Fragdenstaat.de will wesentlich mehr sein als nur die bislang in Deutschland fehlende Internet-Plattform zur Behördenhotline 115. Hierzulande müssen sich die Bürger, so scheint es, erst noch daran gewöhnen, ihre Behörden auch nach vermeintlich geheimen Daten, Akten und Unterlagen anzufragen. Auskünfte nach dem IFG wie auch nach dem Umwelt- oder dem Verbraucherinformationsgesetz sind immer noch alles andere als selbstverständlich. Zum Beispiel eine Anfrage nach dem Gesprächsprotokoll des letzten chinesischen Staatsbesuches in Deutschland. Es könnte zum Beispiel eine Recherche danach sein, ob wirklich über heikle Themen wie die Menschenrechte geredet wurde.

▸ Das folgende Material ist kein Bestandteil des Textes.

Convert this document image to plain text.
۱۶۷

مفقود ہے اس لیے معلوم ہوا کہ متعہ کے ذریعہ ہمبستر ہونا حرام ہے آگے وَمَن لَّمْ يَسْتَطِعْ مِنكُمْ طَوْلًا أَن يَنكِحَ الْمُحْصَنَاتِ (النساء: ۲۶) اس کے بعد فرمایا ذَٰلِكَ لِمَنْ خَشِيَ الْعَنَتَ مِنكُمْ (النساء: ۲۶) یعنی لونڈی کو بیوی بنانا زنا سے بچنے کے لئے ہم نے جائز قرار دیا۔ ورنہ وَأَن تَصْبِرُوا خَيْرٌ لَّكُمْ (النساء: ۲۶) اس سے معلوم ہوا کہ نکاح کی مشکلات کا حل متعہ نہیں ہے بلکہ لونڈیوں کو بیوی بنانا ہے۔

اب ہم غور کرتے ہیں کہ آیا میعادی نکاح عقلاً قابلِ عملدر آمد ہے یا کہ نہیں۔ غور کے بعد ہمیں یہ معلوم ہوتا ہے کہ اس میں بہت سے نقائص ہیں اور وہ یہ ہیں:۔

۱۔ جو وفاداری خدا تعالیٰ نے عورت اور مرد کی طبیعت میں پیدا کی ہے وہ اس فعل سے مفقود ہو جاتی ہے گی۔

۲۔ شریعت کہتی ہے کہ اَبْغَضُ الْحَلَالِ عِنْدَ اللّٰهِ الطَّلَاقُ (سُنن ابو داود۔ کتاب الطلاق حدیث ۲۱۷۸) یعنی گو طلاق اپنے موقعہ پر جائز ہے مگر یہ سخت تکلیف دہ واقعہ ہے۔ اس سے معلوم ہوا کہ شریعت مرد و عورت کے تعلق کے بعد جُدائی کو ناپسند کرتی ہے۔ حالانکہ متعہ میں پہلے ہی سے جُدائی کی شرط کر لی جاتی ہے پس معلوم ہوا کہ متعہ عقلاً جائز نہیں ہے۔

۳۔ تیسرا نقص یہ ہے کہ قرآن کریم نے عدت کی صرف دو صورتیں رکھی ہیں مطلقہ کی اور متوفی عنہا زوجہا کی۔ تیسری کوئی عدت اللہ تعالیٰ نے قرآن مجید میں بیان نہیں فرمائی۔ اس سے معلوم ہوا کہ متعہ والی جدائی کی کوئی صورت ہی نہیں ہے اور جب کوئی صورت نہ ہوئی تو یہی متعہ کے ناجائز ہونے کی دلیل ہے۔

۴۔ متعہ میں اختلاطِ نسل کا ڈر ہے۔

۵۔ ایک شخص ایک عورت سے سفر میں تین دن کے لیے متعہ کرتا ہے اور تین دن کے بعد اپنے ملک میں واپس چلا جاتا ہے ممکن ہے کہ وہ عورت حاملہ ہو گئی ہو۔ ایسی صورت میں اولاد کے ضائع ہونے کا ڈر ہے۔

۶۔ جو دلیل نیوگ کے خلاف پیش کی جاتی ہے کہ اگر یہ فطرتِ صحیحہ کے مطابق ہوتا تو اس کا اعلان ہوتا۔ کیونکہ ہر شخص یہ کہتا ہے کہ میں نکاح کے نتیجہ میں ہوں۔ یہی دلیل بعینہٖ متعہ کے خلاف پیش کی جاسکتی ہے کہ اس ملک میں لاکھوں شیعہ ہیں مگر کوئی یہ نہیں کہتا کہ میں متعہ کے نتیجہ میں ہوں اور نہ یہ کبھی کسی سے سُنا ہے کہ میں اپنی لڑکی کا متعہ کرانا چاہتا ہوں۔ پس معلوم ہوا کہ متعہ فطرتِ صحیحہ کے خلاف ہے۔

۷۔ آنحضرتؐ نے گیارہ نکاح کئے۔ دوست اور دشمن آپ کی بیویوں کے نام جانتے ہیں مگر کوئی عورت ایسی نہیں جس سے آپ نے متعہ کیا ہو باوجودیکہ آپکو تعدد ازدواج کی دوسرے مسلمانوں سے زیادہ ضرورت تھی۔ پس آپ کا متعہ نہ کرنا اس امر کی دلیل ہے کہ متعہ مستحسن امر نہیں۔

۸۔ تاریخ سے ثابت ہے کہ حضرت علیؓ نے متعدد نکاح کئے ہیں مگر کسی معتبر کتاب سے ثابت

„Man sollte möglichst förmlich schreiben, eine einfache und präzise Sprache benutzen und ein spezifisches Dokument erfragen. Dann klickt man an, dass man davor gewarnt werden möchte, wenn Gebühren auftreten. Per Anfragemaske ergeht der Hinweis, dass spätestens nach Ablauf eines Monats die Information zur Verfügung gestellt werden sollte. Nun muss man natürlich seinen echten Namen, Postanschrift und E-Mail angeben. Sollte sich die Behörde weigern, nach Ablauf der 4-Wochen-Frist eine Auskunft zu erteilen, kann man sich an den Bundesdatenschutzbeauftragten Peter Schaar wenden“, erläutert Online-Aktivist Wehrmeyer.
Peter Schaar, der auch Bundesbeauftragter für die Informationsfreiheit ist, begrüßt das neue Anfrage-Tool als Initiative aus der Zivilgesellschaft ausdrücklich. „Es gibt nach wie vor Behördenmitarbeiter, die ein freies Informationszugangsrecht als lästig ansehen, weil sie denken, dass sie jetzt noch mehr zu tun haben oder dass damit Kosten verursacht werden. Sie sehen aber nicht die Chancen. Ich könnte mir vorstellen, dass bei staatlichen Planungsvorgängen die Akzeptanz größer wäre, wenn mehr Transparenz geschaffen würde“, denkt Peter Schaar.
Natürlich blieben auch mit dem neuen Recherchetool sicherheitssensible Bereiche wie die Nachrichtendienste oder personenbezogene Daten tabu, versichert Schaar. Nach nur wenigen Tagen sind auf fragdenstaat.de bereits mehr als 100 Anfragen an die Behörden öffentlich gemacht worden. Bald sollen auch Anfragen in den 11 Bundesländern möglich sein, in denen es eigene Landesgesetze zur Informationsfreiheit gibt. Zwar können Journalisten ihre Anfragen zu Beginn anonymisieren bzw. ganz geheim halten, um so einen exklusiven Recherchevorteil zu behalten. Ziel des neuen Portals soll im Sinne der Open-data-Bewegung aber sein, möglichst alle freigegebenen Akten und Dokumente öffentlich zu machen.